I should probably go to bed now, although poor Cleatus would probably prefer I didn’t. He said that last night I whimpered and cried all night. I don’t really remember it much though since I was all doped up. Whatever. Like he really needs sleep anyway.

Over and out.

12 Comments »

  1. Charliee says:

    Try taking some midol for your back. It contains a mild muscle relaxer. I was given this tip b a nurse friend and it worked for me. The wife sure got a laugh when I asked her to get me some midol.

    June 21st, 2009 at 6:40 am

  2. Leslie says:

    Aw, Karly! I hope you feel better soon.

    I love narcotics!

    June 21st, 2009 at 9:12 am

  3. Jennifer W. says:

    Ewwww. You just reminded me what I’ll be doing in the Pedi ER starting tomorrow. Thanks for that. My kid pooped on the bedroom floor this morning and I laughed and threw it away. One of her friends ever comes over and poops on my floor I might have to sit her on the porch holding her poop in a bag until her mother comes over. Ewwwwwwwwwwww.

    June 21st, 2009 at 11:11 am

  4. Jill says:

    Methinks Cleatus needs to commence the massaging!

    June 21st, 2009 at 12:52 pm

  5. Secret Mom Thoughts says:

    Glad you made it through bible camp without hurting anyone. Hope your back feels better soon.

    June 21st, 2009 at 7:22 pm

  6. Jen says:

    Congrats for making it through VBS. I was similarly roped in many many years ago. It was a strangely memorable experience, though I did not have to take a trip to the bathroom on the last day as you did. Ew.

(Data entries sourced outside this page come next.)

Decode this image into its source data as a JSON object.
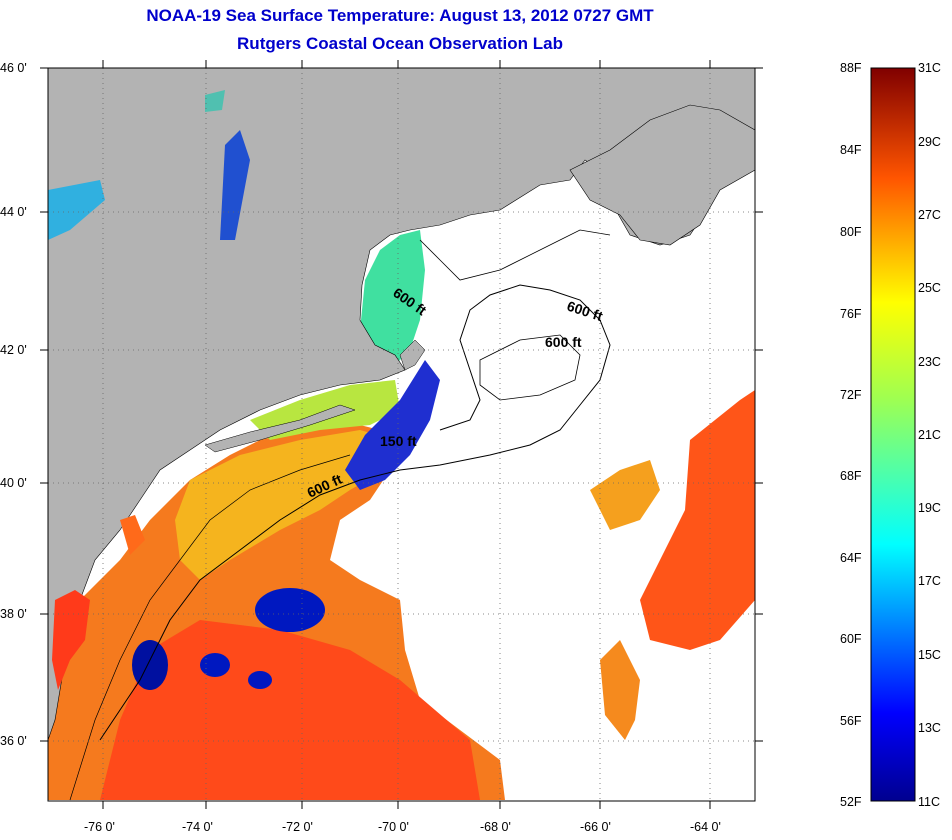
{
  "header": {
    "title": "NOAA-19 Sea Surface Temperature:  August 13, 2012 0727 GMT",
    "subtitle": "Rutgers Coastal Ocean Observation Lab"
  },
  "map": {
    "lat_ticks": [
      "46 0'",
      "44 0'",
      "42 0'",
      "40 0'",
      "38 0'",
      "36 0'"
    ],
    "lon_ticks": [
      "-76 0'",
      "-74 0'",
      "-72 0'",
      "-70 0'",
      "-68 0'",
      "-66 0'",
      "-64 0'"
    ],
    "contour_labels": [
      "600 ft",
      "600 ft",
      "600 ft",
      "150 ft",
      "600 ft"
    ],
    "colors": {
      "land": "#b3b3b3",
      "cloud": "#ffffff",
      "warm": "#ff4400",
      "cool": "#0000aa"
    }
  },
  "colorbar": {
    "fahrenheit": [
      "88F",
      "84F",
      "80F",
      "76F",
      "72F",
      "68F",
      "64F",
      "60F",
      "56F",
      "52F"
    ],
    "celsius": [
      "31C",
      "29C",
      "27C",
      "25C",
      "23C",
      "21C",
      "19C",
      "17C",
      "15C",
      "13C",
      "11C"
    ],
    "range_c": [
      11,
      31
    ],
    "range_f": [
      52,
      88
    ]
  }
}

    June 21st, 2009 at 7:37 pm

  7. Sissy says:

    You are so stinkin’ funny, I adore you! Now I gotta go find my narcotics. You just reminded me how much I love them, too.

    June 21st, 2009 at 7:53 pm

  8. MamaBug says:

    Thou art a hoot, oh smited one!
    I love my hidden stash of Vicodin. Enjoy the ride and hope you heal soon…

    June 21st, 2009 at 8:59 pm

  9. Tosha says:

    “But then I decided that if she didn’t shut up I would have to stab her and stabbing people in church is generally frowned upon”

    I do believe you are my hero! I almost sent water flying out my nose when reading that.. Well done!

    June 22nd, 2009 at 4:27 am

  10. Mrs Soup says:

    Hurray for surviving! I’m so proud! *sniff*

    And take it easy! Take a hot bath, get a massage and take a good long nap with a heating pad!

    June 22nd, 2009 at 10:09 am

  11. BlueBella says:

    Nice work. Take this as an opportunity to visit the doctor and procure more narcotics! Which reminds me, my stash is gone. . . . I need to develop a backache. . .

    Feel better!

    June 22nd, 2009 at 1:11 pm

  12. patois says:

    What is it about the fluids coming from our own children that we find somehow less disgusting than the fluids coming from others? That’s just plain weird. But I’m as weird as the next.